Il semble, par exemple, évident que tous les pays devraient pouvoir compter sur un seul filet de sécurité financier mondial. Pourtant, c’est de moins en moins le cas : un nombre croissant de pays ont choisi de s’auto-assurer (en accumulant des réserves de change) ou de recourir à des filets de sécurité régionaux. Inversement, un régime de concurrence mondial peut sembler impossible à mettre en place sans un accord improbable conférant à un organisme supranational le pouvoir de bloquer les fusions ; pourtant, les décisions extraterritoriales prises par des autorités de concurrence indépendantes sont proches de ce résultat.
Un autre exemple éloquent est celui de la lutte contre le changement climatique. S’il est indéniable que l’action a été trop longtemps retardée parce que les solutions aux défis sont colossales, la grande flexibilité des mécanismes de l’accord de Paris a déclenché un mouvement encore insuffisant, mais réel, de réactions des acteurs gouvernementaux et privés. Ainsi La difficulté de l’action collective ne se résume pas à celle du jeu sous-jacent.
Du point de vue des sciences juridiques et politiques, ce qui importe plutôt, c’est la force de l’ensemble des règles et des institutions qui régissent l’action collective. Les facteurs de succès sont un traité international, un ensemble de lois qui obligent les États à se comporter conformément à une norme commune, et une institution établie capable d’exercer une surveillance.
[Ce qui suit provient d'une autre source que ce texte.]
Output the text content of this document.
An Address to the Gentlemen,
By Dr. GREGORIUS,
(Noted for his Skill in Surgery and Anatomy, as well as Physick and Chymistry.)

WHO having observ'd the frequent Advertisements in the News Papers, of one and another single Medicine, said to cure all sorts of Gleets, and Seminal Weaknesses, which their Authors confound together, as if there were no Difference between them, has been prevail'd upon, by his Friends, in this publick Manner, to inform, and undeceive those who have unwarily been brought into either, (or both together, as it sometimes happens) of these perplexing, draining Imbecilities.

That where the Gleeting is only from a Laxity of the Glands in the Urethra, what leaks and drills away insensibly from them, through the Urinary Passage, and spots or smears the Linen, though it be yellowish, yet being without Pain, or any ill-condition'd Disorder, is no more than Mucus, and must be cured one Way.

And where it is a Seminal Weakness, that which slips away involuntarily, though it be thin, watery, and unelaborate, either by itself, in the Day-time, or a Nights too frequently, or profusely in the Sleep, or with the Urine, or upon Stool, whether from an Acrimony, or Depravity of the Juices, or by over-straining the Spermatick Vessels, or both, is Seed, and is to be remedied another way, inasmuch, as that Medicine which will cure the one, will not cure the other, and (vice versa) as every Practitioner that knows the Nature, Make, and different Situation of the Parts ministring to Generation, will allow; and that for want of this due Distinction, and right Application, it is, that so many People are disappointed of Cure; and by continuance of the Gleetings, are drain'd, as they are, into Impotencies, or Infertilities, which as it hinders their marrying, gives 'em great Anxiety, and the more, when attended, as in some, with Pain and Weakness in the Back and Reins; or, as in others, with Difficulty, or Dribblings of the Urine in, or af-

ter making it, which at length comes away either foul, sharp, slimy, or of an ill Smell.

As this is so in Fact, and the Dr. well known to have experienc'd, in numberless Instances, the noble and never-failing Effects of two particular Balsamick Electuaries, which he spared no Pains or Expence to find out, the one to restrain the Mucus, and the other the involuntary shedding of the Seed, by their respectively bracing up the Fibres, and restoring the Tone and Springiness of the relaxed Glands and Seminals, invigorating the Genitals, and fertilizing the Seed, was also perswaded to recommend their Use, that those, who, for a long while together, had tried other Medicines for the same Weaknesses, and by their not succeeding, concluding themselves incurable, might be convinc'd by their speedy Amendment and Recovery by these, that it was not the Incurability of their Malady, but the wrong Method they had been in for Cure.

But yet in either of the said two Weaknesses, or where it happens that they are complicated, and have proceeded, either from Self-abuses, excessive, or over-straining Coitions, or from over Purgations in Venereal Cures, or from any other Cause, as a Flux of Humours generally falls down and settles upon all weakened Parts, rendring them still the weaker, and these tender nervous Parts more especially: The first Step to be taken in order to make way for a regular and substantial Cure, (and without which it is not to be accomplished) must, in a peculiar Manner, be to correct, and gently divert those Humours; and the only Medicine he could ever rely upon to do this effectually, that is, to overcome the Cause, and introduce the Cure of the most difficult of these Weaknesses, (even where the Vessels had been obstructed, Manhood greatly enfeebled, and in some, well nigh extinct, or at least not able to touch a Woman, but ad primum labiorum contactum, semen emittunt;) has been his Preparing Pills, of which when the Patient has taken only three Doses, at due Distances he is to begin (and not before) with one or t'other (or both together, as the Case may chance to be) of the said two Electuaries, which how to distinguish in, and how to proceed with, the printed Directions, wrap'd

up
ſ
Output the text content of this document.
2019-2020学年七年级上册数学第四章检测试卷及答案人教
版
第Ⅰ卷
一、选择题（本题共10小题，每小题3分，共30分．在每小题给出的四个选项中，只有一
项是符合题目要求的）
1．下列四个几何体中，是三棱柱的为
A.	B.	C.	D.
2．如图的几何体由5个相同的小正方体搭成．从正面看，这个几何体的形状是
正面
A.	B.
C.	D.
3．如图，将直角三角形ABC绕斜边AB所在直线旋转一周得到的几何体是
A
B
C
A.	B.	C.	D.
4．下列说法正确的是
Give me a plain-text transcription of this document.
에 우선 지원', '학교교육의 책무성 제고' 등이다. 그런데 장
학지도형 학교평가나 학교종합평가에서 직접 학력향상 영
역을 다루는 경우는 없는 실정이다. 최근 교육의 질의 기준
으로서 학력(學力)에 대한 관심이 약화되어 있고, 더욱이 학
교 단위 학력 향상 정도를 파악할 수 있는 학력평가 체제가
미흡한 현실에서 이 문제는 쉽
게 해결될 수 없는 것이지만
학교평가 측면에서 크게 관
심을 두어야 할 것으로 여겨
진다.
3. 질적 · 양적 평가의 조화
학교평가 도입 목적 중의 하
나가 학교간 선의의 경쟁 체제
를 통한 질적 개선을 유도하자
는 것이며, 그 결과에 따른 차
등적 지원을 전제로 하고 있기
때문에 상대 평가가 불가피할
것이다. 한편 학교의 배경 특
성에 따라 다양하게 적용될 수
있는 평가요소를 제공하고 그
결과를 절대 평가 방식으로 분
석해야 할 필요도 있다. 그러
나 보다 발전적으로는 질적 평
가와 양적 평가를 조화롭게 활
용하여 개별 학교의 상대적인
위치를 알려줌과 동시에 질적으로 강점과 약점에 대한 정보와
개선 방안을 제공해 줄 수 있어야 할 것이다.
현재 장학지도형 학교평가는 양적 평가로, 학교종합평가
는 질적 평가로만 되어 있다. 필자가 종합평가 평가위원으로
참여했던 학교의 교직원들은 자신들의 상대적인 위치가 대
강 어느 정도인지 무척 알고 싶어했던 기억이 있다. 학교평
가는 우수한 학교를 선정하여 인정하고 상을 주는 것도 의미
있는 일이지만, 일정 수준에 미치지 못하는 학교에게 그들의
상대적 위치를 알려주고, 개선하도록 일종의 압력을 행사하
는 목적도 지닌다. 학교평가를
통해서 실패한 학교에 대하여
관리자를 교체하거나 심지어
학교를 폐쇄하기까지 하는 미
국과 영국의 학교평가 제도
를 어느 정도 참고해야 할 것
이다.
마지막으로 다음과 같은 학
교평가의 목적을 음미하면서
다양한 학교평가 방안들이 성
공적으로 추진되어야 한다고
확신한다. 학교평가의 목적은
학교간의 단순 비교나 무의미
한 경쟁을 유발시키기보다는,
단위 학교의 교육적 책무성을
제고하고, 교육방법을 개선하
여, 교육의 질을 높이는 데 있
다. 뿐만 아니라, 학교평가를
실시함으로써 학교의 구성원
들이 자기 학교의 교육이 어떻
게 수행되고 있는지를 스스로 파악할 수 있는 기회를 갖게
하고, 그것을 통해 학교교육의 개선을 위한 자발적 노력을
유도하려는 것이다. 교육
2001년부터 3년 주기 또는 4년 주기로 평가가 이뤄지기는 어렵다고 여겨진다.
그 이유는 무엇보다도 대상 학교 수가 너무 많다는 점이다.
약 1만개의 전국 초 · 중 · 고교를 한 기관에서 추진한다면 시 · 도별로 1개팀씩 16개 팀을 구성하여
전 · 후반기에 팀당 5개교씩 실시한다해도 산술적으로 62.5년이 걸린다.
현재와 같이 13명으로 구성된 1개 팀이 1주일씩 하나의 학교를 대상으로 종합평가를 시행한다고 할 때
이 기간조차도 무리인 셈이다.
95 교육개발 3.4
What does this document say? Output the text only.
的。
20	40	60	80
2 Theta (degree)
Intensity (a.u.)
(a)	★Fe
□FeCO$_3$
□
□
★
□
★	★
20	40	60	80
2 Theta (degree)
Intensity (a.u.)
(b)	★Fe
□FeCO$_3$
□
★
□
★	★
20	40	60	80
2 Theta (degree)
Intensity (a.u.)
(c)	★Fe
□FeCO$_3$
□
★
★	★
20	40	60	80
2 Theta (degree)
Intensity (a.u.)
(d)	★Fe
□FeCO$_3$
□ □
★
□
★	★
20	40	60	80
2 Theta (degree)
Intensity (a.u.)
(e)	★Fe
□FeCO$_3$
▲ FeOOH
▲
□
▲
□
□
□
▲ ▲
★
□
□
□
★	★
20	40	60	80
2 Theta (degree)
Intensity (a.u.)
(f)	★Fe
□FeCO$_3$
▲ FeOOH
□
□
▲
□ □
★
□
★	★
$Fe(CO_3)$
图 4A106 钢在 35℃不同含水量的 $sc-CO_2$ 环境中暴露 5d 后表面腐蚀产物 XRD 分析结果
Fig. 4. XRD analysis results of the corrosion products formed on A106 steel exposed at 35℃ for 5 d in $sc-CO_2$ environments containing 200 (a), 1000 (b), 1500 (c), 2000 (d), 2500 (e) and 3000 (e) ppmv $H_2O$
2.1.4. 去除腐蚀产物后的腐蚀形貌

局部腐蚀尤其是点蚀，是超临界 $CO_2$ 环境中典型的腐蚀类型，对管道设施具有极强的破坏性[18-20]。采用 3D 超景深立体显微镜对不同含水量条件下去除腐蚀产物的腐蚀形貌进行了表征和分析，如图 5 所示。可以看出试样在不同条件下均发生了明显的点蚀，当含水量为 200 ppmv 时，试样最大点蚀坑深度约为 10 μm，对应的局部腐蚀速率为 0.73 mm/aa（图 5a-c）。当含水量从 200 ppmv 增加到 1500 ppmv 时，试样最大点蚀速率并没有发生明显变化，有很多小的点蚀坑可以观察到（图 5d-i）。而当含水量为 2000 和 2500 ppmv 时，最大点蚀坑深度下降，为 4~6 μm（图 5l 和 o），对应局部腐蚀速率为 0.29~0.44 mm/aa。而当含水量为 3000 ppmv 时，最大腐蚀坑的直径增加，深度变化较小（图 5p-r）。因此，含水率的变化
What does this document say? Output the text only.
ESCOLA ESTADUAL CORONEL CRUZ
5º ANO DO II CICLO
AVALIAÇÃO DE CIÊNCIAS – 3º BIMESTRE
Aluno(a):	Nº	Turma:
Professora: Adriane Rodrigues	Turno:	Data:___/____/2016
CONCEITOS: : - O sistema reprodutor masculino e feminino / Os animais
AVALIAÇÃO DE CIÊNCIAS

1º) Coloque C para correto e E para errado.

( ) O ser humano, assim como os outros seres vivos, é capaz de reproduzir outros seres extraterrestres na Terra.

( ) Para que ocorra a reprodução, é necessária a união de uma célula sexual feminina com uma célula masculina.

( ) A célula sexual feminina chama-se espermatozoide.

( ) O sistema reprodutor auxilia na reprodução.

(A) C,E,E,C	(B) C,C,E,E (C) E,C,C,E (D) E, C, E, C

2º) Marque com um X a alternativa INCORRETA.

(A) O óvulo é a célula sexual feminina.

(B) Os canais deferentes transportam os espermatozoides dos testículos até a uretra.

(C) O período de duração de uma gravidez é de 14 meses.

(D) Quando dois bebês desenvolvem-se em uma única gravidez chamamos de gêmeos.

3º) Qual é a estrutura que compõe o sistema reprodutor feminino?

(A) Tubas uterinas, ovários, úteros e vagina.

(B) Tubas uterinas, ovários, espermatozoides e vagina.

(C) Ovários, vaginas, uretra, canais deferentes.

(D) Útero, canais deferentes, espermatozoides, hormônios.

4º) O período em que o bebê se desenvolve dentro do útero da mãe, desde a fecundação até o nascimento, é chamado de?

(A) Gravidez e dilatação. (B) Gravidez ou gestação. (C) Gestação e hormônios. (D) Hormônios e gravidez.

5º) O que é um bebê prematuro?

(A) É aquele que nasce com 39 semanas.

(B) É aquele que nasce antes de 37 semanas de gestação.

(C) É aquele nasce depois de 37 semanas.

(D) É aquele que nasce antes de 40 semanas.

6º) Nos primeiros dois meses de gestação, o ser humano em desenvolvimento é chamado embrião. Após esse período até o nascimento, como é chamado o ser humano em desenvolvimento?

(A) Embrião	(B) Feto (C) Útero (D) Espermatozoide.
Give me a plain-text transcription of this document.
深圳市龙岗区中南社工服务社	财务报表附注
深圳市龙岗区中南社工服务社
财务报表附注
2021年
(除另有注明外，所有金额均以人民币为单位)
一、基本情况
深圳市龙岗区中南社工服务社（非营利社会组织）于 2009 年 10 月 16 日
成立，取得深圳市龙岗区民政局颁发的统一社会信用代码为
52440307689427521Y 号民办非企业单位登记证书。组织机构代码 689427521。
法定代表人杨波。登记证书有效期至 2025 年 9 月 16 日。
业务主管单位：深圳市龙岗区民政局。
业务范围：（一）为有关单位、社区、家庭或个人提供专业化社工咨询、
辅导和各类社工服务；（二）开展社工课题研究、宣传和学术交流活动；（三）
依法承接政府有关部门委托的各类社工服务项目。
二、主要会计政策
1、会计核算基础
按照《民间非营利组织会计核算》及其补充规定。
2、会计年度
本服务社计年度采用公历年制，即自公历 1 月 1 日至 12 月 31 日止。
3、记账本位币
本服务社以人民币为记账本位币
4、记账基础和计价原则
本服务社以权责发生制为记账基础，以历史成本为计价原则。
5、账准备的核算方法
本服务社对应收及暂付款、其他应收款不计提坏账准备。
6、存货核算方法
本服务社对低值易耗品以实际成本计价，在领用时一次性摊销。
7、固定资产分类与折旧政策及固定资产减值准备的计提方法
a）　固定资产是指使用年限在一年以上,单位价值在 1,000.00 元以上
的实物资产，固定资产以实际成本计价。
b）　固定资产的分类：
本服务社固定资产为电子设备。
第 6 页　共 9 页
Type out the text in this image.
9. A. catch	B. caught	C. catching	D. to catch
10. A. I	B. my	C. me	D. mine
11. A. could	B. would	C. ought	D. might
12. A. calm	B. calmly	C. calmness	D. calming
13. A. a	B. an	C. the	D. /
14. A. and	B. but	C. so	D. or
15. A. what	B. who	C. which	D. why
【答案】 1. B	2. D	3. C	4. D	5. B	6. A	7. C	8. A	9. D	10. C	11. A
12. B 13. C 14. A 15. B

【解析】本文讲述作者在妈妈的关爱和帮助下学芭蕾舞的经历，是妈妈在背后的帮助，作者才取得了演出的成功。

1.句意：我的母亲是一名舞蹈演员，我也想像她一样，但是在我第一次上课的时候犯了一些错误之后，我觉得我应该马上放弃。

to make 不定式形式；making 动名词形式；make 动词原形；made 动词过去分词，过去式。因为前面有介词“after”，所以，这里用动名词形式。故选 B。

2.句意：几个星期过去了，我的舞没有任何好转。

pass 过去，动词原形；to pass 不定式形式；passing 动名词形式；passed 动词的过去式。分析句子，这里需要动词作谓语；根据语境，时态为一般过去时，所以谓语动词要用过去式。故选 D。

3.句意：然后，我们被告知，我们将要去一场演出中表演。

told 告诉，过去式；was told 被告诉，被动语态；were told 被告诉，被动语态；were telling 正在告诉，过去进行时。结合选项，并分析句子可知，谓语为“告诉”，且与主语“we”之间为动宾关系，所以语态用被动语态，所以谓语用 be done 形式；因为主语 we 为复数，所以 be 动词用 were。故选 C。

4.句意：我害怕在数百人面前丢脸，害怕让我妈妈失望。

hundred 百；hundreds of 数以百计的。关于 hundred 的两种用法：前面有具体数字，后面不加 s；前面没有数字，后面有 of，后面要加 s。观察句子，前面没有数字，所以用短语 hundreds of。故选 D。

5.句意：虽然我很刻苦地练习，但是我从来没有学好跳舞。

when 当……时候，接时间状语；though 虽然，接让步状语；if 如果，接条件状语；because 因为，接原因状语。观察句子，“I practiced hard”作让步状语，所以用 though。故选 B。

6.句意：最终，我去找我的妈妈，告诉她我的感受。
L’analyse indique toutefois que les résultats ne peuvent être attribués à la force du système juridique et institutionnel. La réglementation bancaire en est un bon exemple : des normes sont établies au niveau international (par le Comité de Bâle sur le contrôle bancaire), mais leur application n’est pas obligatoire. Les gouvernements sont libres de les mettre en œuvre ou non. Les incitations proviennent de la pression des pairs et du marché ; elles sont renforcées par un processus de contrôle minutieux. A l’inverse, les difficultés de la coordination internationale précisément dans les domaines (commerce et finance internationale) où elle est le mieux armée juridiquement et institutionnellement, indiquent qu’un ordre juridique n’est pas nécessairement propice à la coopération.
Le tableau 3 résume une lecture des données de Papaconstantinou et Pisani-Ferry (2021). Les codes de couleur indiquent leur évaluation subjective du résultat (vert : positif ; brun : intermédiaire ; rouge : déficient). Il est clair que la combinaison de la logique économique et de la logique juridique/institutionnelle ne suffit pas à rendre compte des résultats.
Tableau 3 : Évaluation résumée dans tous les domaines politiques
Cadre legal/institutionnel : faible | Cadre legal/institutionnel : fort | |
Incitations à coopérer : faibles | Fiscalité Action pour le climat | |
Incitations à coopérer : fortes | Régulation bancaire Concurrence Réseaux numériques | Commerce Flux des capitaux Santé publique |
Source: Papaconstantinou and Pisani-Ferry (2021)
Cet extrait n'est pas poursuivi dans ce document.